While top tier universities like Oxford or Cambridge are unlikely to have a problem filling spaces – although even they will probably deplete their waiting lists more than ever before – some smaller and less prestigious names face a real risk of collapse without radical change.
A new partition
One likely consequence will be the introduction of much more remote learning – and potentially the creation of a two-tiered system, where students pay less to enrol in an online degree course or more for an old-fashioned campus experience.
Hybrid courses are also possible – where students might get a flavour of campus life for a few weeks per year but otherwise stay at home.
Across the UK, universities are drawing up different plans for how they can continue operating for the year from September.
Cambridge University has already said all lectures will be held online for the entire year. Manchester, Reading and Queen’s Belfast say they will have online lectures for the autumn term. Aberdeen is delaying the start of the academic year while Durham has discussed a move to teach entirely online.

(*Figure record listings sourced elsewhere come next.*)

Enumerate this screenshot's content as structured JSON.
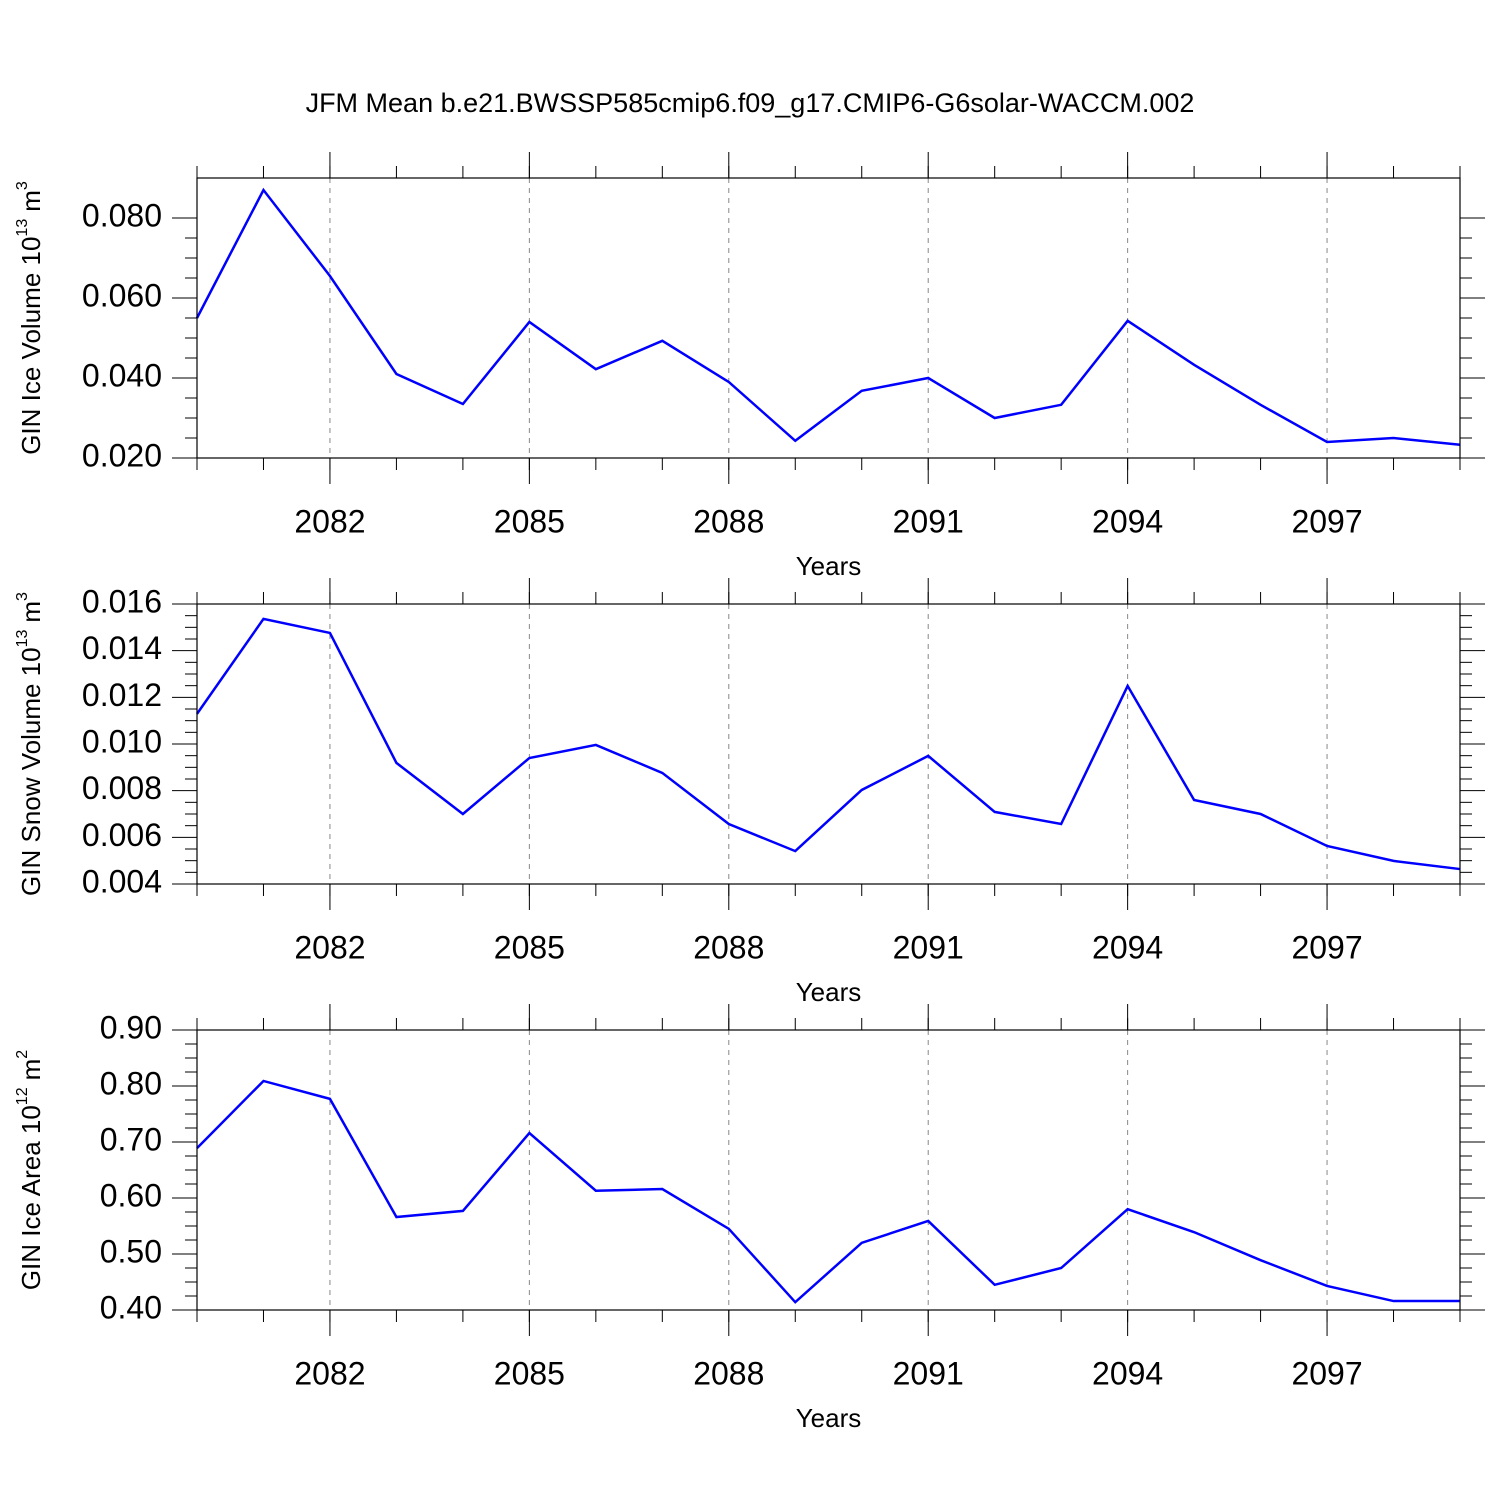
{
  "title": "JFM Mean b.e21.BWSSP585cmip6.f09_g17.CMIP6-G6solar-WACCM.002",
  "chart_data": [
    {
      "type": "line",
      "color": "#0000ff",
      "grid": true,
      "xlabel": "Years",
      "ylabel": {
        "text": "GIN Ice Volume 10",
        "power": "13",
        "unit": "m",
        "unit_power": "3"
      },
      "x": [
        2080,
        2081,
        2082,
        2083,
        2084,
        2085,
        2086,
        2087,
        2088,
        2089,
        2090,
        2091,
        2092,
        2093,
        2094,
        2095,
        2096,
        2097,
        2098,
        2099
      ],
      "values": [
        0.055,
        0.087,
        0.0655,
        0.041,
        0.0335,
        0.054,
        0.0422,
        0.0493,
        0.039,
        0.0243,
        0.0368,
        0.04,
        0.03,
        0.0333,
        0.0543,
        0.0433,
        0.0333,
        0.024,
        0.025,
        0.0233
      ],
      "xlim": [
        2080,
        2099
      ],
      "xticks": [
        2082,
        2085,
        2088,
        2091,
        2094,
        2097
      ],
      "ylim": [
        0.02,
        0.09
      ],
      "yticks": [
        {
          "value": 0.02,
          "label": "0.020"
        },
        {
          "value": 0.04,
          "label": "0.040"
        },
        {
          "value": 0.06,
          "label": "0.060"
        },
        {
          "value": 0.08,
          "label": "0.080"
        }
      ]
    },
    {
      "type": "line",
      "color": "#0000ff",
      "grid": true,
      "xlabel": "Years",
      "ylabel": {
        "text": "GIN Snow Volume 10",
        "power": "13",
        "unit": "m",
        "unit_power": "3"
      },
      "x": [
        2080,
        2081,
        2082,
        2083,
        2084,
        2085,
        2086,
        2087,
        2088,
        2089,
        2090,
        2091,
        2092,
        2093,
        2094,
        2095,
        2096,
        2097,
        2098,
        2099
      ],
      "values": [
        0.01129,
        0.01536,
        0.01476,
        0.00919,
        0.007,
        0.0094,
        0.00996,
        0.00876,
        0.00657,
        0.00541,
        0.00803,
        0.00949,
        0.00709,
        0.00657,
        0.01249,
        0.0076,
        0.007,
        0.00563,
        0.00499,
        0.00464
      ],
      "xlim": [
        2080,
        2099
      ],
      "xticks": [
        2082,
        2085,
        2088,
        2091,
        2094,
        2097
      ],
      "ylim": [
        0.004,
        0.016
      ],
      "yticks": [
        {
          "value": 0.004,
          "label": "0.004"
        },
        {
          "value": 0.006,
          "label": "0.006"
        },
        {
          "value": 0.008,
          "label": "0.008"
        },
        {
          "value": 0.01,
          "label": "0.010"
        },
        {
          "value": 0.012,
          "label": "0.012"
        },
        {
          "value": 0.014,
          "label": "0.014"
        },
        {
          "value": 0.016,
          "label": "0.016"
        }
      ]
    },
    {
      "type": "line",
      "color": "#0000ff",
      "grid": true,
      "xlabel": "Years",
      "ylabel": {
        "text": "GIN Ice Area 10",
        "power": "12",
        "unit": "m",
        "unit_power": "2"
      },
      "x": [
        2080,
        2081,
        2082,
        2083,
        2084,
        2085,
        2086,
        2087,
        2088,
        2089,
        2090,
        2091,
        2092,
        2093,
        2094,
        2095,
        2096,
        2097,
        2098,
        2099
      ],
      "values": [
        0.689,
        0.809,
        0.777,
        0.566,
        0.577,
        0.716,
        0.613,
        0.616,
        0.545,
        0.414,
        0.52,
        0.559,
        0.445,
        0.475,
        0.58,
        0.539,
        0.489,
        0.443,
        0.416,
        0.416
      ],
      "xlim": [
        2080,
        2099
      ],
      "xticks": [
        2082,
        2085,
        2088,
        2091,
        2094,
        2097
      ],
      "ylim": [
        0.4,
        0.9
      ],
      "yticks": [
        {
          "value": 0.4,
          "label": "0.40"
        },
        {
          "value": 0.5,
          "label": "0.50"
        },
        {
          "value": 0.6,
          "label": "0.60"
        },
        {
          "value": 0.7,
          "label": "0.70"
        },
        {
          "value": 0.8,
          "label": "0.80"
        },
        {
          "value": 0.9,
          "label": "0.90"
        }
      ]
    }
  ]
}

In truth, these statements are not worth very much. In large part, they are aimed at shoring up confidence among students so they accept their places and start paying their fees.
Nobody really knows what will happen in September. Too little is known about the progress of the virus to say with certainty what may or may not be possible.
Greater educational egalitarianism
Whilst traditionalists will dislike it, there are big potential benefits from a shift to more distance learning, which has the potential to democratise and open up higher education to far larger numbers of people.
It seems strange in many ways that the internet has had only a limited impact until now on the way universities operate, despite having transformed other parts of the global economy beyond recognition.
If UK universities – perhaps with the help of Big Tech – can grasp the opportunity to become leaders in the effective delivery of online education, then a real economic opportunity also exists for them to benefit from this crisis.
There are risks of course too. Will the rising influence of Big Tech on higher education have an unhealthy influence on its priorities? Will some of the best ideas, expertise and research from UK colleges be cherry-picked and commercialised by Silicon Valley?
These are issues that must be carefully considered but big changes are coming – and UK universities should be ready.